The Fort Rock Heritage Museum in Central Oregon reminds me of similar historical displays in Texas. One that I am acquainted with is the Buffalo Gap Village, south of Abilene. So similar are they that the universality of early settlement spans from coast to coast. Similarities in building construction, decorative accoutrement, hardware, furniture, even floor plans. Americana ranges far and wide across this nation, then and now, when modern houses seem to be cookie stamped on mirrored subdivided lots.
Despite the repetition, many little personal and individual touches were scattered in the Fort Rock museum. Even the outhouse (which is lacking in the Buffalo Gap Village; outhouses are apparently omitted from Texas history). The main focal interest here is the setting. Many of these buildings once had residents from various parts of the country who came looking for a new life in the ‘promise land.’ Publicized and touted as prime farm and range country, families bought land and built lives here, if only for a short time. They fled when their crops dried and cattle died. It was a hard life; when they had enough, they left and tried elsewhere.

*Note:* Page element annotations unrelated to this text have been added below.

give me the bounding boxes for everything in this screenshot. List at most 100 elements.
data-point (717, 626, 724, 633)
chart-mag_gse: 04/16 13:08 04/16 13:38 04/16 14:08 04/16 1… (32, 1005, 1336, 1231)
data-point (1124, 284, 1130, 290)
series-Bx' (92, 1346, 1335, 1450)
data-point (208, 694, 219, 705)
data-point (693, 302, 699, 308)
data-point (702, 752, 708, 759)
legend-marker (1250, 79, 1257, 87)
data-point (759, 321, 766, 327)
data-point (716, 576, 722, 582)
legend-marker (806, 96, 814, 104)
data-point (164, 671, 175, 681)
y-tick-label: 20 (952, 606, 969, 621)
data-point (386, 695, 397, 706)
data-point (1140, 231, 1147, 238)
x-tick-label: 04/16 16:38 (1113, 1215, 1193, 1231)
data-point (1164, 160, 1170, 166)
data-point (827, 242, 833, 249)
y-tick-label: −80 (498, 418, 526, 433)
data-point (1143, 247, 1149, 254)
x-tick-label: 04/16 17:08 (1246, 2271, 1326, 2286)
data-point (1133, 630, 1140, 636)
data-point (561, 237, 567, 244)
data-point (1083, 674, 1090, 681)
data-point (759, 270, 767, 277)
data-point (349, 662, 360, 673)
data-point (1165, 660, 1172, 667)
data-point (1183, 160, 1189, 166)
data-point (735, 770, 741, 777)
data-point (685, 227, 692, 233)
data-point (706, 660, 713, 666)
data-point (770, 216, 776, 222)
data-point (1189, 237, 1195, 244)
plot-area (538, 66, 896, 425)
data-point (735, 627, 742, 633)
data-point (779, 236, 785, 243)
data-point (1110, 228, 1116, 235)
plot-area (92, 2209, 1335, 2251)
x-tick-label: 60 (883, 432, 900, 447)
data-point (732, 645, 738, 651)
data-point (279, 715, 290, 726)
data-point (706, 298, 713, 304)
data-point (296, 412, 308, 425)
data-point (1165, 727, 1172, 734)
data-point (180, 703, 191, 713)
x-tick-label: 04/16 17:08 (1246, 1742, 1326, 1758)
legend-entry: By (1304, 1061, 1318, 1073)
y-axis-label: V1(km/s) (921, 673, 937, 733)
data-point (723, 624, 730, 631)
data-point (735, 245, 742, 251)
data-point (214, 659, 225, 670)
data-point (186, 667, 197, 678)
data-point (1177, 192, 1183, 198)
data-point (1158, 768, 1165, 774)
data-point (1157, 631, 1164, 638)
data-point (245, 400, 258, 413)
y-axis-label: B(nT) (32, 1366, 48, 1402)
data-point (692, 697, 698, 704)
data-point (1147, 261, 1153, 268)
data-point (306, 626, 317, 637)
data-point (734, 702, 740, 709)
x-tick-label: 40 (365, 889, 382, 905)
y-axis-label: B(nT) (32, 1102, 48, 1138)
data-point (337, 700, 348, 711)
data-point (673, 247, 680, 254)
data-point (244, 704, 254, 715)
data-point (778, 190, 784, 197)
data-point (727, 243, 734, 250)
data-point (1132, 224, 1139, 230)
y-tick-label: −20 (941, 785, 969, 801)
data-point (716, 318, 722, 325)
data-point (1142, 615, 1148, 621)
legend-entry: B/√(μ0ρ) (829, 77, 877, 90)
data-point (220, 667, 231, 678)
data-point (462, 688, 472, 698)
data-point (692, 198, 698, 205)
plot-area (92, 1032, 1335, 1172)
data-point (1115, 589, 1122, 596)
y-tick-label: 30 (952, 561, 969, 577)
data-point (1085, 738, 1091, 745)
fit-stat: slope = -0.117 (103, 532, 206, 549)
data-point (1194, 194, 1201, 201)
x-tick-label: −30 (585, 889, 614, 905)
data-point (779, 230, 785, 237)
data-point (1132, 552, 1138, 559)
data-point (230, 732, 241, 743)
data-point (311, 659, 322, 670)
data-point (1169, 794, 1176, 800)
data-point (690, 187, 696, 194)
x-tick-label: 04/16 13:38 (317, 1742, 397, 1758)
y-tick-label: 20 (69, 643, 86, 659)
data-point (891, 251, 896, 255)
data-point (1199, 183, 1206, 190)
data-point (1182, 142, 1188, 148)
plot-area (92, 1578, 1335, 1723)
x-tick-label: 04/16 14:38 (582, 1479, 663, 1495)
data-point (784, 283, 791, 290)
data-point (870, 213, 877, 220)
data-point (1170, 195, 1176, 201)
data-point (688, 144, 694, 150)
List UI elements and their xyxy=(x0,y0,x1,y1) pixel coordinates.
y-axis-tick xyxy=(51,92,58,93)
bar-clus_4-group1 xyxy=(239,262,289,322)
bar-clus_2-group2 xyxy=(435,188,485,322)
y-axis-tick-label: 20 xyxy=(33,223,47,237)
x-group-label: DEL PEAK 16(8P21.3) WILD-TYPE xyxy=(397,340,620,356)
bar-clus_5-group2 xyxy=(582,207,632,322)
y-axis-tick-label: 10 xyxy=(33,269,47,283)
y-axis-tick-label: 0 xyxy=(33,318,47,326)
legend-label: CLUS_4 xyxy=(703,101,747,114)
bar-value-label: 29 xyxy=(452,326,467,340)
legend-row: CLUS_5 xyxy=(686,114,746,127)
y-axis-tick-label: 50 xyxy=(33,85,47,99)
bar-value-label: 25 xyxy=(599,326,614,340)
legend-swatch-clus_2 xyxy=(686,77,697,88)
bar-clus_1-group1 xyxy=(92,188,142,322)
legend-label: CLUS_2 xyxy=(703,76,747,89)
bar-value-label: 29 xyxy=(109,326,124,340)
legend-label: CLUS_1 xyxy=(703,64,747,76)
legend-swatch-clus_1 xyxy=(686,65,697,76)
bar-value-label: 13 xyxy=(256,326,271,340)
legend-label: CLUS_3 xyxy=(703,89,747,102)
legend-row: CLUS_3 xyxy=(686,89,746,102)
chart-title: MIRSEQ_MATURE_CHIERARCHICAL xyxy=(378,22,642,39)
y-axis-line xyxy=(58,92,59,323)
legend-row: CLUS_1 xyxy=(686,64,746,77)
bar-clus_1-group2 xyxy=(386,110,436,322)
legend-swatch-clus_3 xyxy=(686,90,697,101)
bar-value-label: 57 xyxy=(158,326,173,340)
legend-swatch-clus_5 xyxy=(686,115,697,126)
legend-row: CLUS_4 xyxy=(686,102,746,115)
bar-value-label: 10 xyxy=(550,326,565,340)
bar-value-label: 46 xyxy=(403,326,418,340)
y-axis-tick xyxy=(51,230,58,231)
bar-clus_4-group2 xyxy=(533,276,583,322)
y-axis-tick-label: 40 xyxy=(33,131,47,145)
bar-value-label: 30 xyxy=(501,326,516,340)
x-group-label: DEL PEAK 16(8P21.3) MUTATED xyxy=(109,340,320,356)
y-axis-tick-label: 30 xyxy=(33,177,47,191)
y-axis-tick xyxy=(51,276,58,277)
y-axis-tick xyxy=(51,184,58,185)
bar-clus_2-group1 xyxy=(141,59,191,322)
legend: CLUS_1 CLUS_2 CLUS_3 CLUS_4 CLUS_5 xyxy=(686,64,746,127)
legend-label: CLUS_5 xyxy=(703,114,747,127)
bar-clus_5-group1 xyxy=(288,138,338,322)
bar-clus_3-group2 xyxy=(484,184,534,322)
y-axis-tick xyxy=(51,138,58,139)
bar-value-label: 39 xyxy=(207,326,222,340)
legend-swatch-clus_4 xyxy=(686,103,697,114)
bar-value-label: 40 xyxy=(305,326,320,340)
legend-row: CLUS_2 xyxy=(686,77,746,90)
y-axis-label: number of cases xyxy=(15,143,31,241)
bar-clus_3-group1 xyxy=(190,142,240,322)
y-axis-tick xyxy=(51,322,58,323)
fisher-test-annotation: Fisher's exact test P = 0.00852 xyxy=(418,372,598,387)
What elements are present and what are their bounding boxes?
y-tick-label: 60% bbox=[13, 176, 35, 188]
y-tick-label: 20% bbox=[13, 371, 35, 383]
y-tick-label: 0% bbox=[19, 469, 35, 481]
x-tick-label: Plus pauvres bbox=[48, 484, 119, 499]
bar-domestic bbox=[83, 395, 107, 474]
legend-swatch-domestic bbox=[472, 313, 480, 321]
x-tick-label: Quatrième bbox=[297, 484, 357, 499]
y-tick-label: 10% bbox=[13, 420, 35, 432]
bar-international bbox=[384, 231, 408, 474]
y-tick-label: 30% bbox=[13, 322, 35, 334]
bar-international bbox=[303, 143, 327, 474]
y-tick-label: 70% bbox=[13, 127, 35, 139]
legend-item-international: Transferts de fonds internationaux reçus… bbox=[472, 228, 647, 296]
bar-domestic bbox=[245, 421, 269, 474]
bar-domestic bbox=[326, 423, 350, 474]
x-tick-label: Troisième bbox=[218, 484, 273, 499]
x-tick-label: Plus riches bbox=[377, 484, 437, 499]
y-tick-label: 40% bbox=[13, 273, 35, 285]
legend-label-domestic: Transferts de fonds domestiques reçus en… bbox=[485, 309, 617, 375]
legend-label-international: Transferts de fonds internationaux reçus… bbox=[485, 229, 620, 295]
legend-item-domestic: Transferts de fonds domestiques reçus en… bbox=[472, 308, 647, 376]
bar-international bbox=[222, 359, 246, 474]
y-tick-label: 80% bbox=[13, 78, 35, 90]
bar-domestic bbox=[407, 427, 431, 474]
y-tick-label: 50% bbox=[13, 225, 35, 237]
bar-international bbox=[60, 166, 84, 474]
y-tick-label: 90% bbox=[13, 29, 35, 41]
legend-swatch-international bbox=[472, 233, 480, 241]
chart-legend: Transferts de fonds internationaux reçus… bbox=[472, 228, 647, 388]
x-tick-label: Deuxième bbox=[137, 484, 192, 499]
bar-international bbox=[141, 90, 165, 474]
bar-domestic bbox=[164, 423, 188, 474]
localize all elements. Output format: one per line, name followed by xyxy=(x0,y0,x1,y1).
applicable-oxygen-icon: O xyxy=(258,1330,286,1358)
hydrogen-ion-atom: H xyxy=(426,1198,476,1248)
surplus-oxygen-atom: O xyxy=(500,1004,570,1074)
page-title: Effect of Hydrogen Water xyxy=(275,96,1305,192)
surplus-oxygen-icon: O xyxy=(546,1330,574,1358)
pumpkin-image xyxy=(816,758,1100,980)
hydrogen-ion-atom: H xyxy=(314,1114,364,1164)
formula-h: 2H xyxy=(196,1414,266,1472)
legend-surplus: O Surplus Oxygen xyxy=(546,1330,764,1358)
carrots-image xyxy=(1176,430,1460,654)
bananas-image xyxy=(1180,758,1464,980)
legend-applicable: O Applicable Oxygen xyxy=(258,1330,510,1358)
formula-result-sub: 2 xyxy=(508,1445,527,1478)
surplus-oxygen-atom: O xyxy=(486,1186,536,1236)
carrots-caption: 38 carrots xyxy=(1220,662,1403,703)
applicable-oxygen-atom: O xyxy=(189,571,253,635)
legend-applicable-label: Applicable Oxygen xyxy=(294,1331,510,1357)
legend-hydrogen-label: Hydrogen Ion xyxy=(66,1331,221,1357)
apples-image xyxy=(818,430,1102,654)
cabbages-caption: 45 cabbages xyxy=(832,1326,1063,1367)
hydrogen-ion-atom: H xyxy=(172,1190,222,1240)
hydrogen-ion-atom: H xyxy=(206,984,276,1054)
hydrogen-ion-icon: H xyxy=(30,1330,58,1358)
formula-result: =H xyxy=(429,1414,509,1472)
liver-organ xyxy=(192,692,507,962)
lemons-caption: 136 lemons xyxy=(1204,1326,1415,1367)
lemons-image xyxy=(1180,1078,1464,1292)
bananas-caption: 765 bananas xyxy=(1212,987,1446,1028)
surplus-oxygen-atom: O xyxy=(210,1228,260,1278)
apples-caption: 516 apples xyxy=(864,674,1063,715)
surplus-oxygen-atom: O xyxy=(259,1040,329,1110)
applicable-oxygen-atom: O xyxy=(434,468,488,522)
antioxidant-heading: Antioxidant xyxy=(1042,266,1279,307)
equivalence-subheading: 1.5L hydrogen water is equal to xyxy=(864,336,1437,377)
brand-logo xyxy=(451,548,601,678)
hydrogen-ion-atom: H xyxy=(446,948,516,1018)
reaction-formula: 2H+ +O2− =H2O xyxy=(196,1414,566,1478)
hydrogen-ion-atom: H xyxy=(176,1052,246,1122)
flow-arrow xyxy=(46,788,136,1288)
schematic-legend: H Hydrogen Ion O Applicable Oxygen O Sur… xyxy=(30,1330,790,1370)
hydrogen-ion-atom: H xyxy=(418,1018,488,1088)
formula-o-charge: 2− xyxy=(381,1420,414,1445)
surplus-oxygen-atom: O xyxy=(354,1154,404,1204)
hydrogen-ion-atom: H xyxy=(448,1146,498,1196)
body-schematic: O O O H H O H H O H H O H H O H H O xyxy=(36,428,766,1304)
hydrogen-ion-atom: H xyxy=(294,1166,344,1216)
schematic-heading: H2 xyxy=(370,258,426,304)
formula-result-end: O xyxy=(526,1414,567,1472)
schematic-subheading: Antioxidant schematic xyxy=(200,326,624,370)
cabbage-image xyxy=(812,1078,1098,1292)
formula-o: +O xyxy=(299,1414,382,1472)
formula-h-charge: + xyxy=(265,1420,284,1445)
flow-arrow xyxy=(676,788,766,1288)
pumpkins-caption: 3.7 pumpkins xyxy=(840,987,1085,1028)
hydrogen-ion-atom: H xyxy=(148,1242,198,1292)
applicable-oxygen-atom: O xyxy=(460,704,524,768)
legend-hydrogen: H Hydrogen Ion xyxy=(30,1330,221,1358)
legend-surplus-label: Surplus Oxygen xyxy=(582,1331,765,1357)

Many of the buildings were moved here, renovated, and stabilized, placed in some semblance of a thriving community of ghosts that can’t leave the past behind. Instead, we’ve all left them behind, coming to visit and see how easy we have it now since grandchildren of their grandchildren. And, after we’re done browsing amonst their lives, we leave and continue on with our own. Some remembering, others never really knowing.